Structure
Cell Superscalar system is composed of two key components: a source to source compiler and a runtime library. The figure shows the process flow that a user application will follow in order to be able to generate an executable for the Cell BE. Given a sequential application in C language, with CellSs annotations the source to source compiler is used to generate two different C files.
The first file corresponds to the main program of the application, and should be compiled with a PPE compiler to generate a PPE object.
The second file corresponds to the code that will be executed under request of the main program in the SPEs. This file must be compiled with an SPE compiler to obtain a SPE object, that will be linked with the SPE libraries to obtain a SPE executable. However, in order to be able to execute this program, it must be embedded in the PPE binary executed in the PPE. For this reason, the PPE embedder is used to generate a PPE object, which is then used with the other PPE objects and PPE libraries as inputs to the PPE linker, which finally generates the Cell executable. Besides the CellSs compiler, the rest of the process is the same that must be followed to generate binaries for the Cell BE.

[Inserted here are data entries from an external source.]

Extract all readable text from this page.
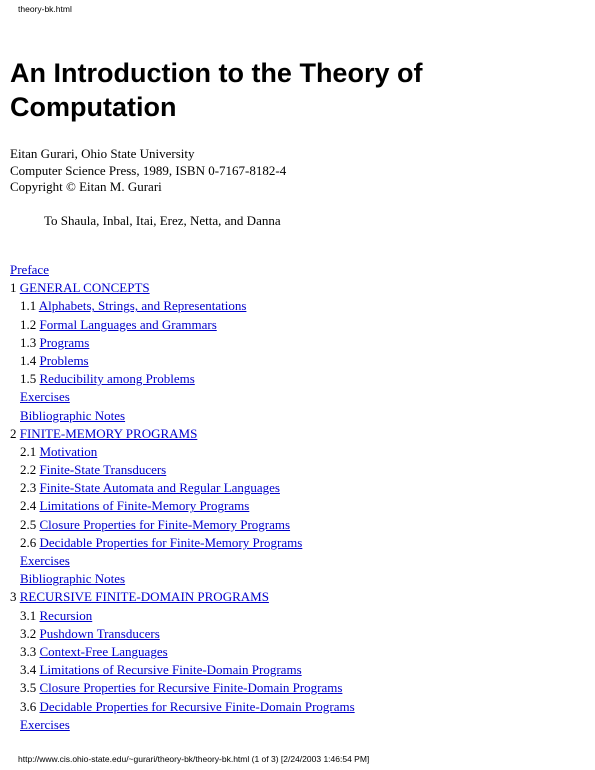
theory-bk.html
An Introduction to the Theory of Computation
Eitan Gurari, Ohio State University
Computer Science Press, 1989, ISBN 0-7167-8182-4
Copyright © Eitan M. Gurari
To Shaula, Inbal, Itai, Erez, Netta, and Danna
Preface
1 GENERAL CONCEPTS
1.1 Alphabets, Strings, and Representations
1.2 Formal Languages and Grammars
1.3 Programs
1.4 Problems
1.5 Reducibility among Problems
Exercises
Bibliographic Notes
2 FINITE-MEMORY PROGRAMS
2.1 Motivation
2.2 Finite-State Transducers
2.3 Finite-State Automata and Regular Languages
2.4 Limitations of Finite-Memory Programs
2.5 Closure Properties for Finite-Memory Programs
2.6 Decidable Properties for Finite-Memory Programs
Exercises
Bibliographic Notes
3 RECURSIVE FINITE-DOMAIN PROGRAMS
3.1 Recursion
3.2 Pushdown Transducers
3.3 Context-Free Languages
3.4 Limitations of Recursive Finite-Domain Programs
3.5 Closure Properties for Recursive Finite-Domain Programs
3.6 Decidable Properties for Recursive Finite-Domain Programs
Exercises
http://www.cis.ohio-state.edu/~gurari/theory-bk/theory-bk.html (1 of 3) [2/24/2003 1:46:54 PM]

The main program binary is normally started from the command line and starts its execution in the PPE. At the beginning of this program the activity of the SPEs is initiated by uploading the SPE binary in the memory of each SPE used. These programs will remain idle until the main program application starts spawning work to them. Whenever the main program runs into a piece of work that can be spawned in an SPE (from here one, a task), a request to the runtime library is issued. The runtime will create a node representing this task in a task graph, and will look for dependencies with other tasks issued before, adding edges between them. If the current task is ready for execution (no dependencies with other tasks exists) and there are SPEs available, the runtime will make a request to an SPE to execute this task. The corresponding data transfers are done by the runtime using the DMA engines. The call to the runtime is not blocking and therefore, if the task is not ready or all the SPEs are busy, the system will continue with the execution of the main program.
It is important to emphasize that all this (task submission, data dependence analysis, data transfer) is transparent to the user code, which is basically a sequential application with user annotations that indicates which parts of the code will be run in the SPE. The system can dynamically change the number of SPEs used by the application, taking into account the maximum concurrency of the application at each stage.